Accera fails phase 3 Alzheimer’s trial, denting energy theory

Amyloid plaques in Alzheimer's disease.

A phase 3 trial of Accera’s Alzheimer’s disease candidate has missed its primary endpoint. The trial aimed to show Accera’s brain metabolism-focused approach to improving outcomes in Alzheimer’s could succeed where beta-amyloid drugs have failed, but instead ended up becoming yet another late-phase failure.

Accera enrolled more than 400 patients with mild-to-moderate Alzheimer’s and randomized them to receive daily doses of AC-1204 or a placebo. The idea was to improve scores on an Alzheimer’s diseases scale by addressing the slowdown in cerebral metabolism associated with the condition. AC-1204 is designed to restore the energy supply to the brain by giving it a source of ketones to top up the dwindling power it derives from glucose.

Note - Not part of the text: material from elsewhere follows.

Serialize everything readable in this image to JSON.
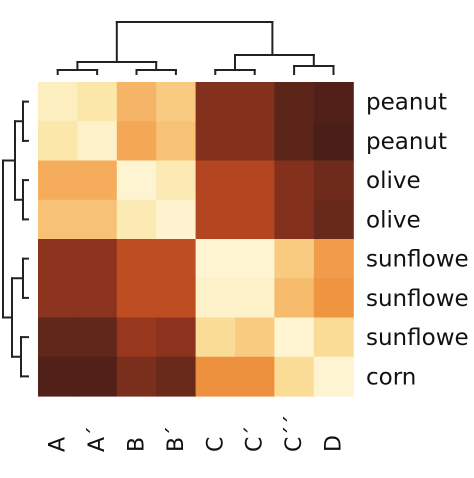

In phase 2b, a subgroup analysis of patients who lack the APOE4 gene gave Accera the confidence to move into phase 3. But, like many big names before it, Accera has found it impossible to turn a hint of potential in phase 2 into success in phase 3. Accera, again following a well trodden path, is refusing to let the setback scuttle the program, though.

“The formulation of the drug was changed between the phase 2 and phase 3 studies. Unfortunately, this change in formulation had the unintended consequence of lowering drug levels in patients. We are confident that our newly developed formulation will provide increased exposure and allow a more conclusive test of drug efficacy,” Accera VP of R&D Samuel Henderson, Ph.D., said in a statement.

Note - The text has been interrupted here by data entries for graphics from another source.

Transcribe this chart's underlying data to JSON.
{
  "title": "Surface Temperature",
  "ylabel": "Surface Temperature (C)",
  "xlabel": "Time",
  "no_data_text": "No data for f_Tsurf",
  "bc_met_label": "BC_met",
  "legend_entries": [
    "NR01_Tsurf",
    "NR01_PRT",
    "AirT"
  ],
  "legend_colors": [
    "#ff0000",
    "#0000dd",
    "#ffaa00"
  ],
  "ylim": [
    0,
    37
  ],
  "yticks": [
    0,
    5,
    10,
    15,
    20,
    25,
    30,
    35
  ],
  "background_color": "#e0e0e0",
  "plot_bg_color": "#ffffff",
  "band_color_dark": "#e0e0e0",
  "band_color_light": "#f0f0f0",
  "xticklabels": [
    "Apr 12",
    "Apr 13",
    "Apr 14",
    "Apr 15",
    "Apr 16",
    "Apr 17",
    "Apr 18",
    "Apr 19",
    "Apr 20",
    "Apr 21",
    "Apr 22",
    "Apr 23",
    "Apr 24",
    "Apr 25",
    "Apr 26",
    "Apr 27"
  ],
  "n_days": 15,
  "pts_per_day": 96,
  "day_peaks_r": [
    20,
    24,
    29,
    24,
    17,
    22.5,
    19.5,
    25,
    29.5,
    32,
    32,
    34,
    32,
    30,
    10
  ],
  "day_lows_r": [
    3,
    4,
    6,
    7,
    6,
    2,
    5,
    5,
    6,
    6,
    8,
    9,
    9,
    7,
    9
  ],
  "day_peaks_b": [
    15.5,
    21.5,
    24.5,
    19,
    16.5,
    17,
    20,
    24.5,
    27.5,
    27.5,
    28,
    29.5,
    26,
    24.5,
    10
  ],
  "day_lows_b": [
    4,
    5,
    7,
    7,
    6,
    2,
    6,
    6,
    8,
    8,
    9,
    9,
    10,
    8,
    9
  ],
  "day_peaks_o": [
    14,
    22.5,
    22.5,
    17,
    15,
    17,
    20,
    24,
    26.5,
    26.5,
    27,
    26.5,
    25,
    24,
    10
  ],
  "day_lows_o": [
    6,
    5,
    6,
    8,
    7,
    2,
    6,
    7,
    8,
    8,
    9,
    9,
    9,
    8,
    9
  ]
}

Prior to the results from the first phase 3, Accera was gearing up to start a second late-stage study that would tee it up to win approval in 2020. The plan now is to finalize the clinical development strategy for AC-1204 and discuss next steps with FDA.

That will put Accera in the room with an agency that has slammed some of its activities. Accera began life as a developer of Axona, a product it marketed as a medical food for use in Alzheimer’s. FDA hit Accera with a warning letter in 2013 on the grounds its marketing materials caused Axona to be classed as a drug. Accera continues to market Axona as a medical food for Alzheimer’s, but has tweaked its website since the warning letter.

Axona and AC-1204 both provide patients with a source of caprylic triglyceride—also known as fractionated coconut oil—that is intended to increase the availability of ketones to the brain. The potential of the therapeutic approach has enabled Accera to pull in more than $150 million from backers including Nestlé, according to SEC filings.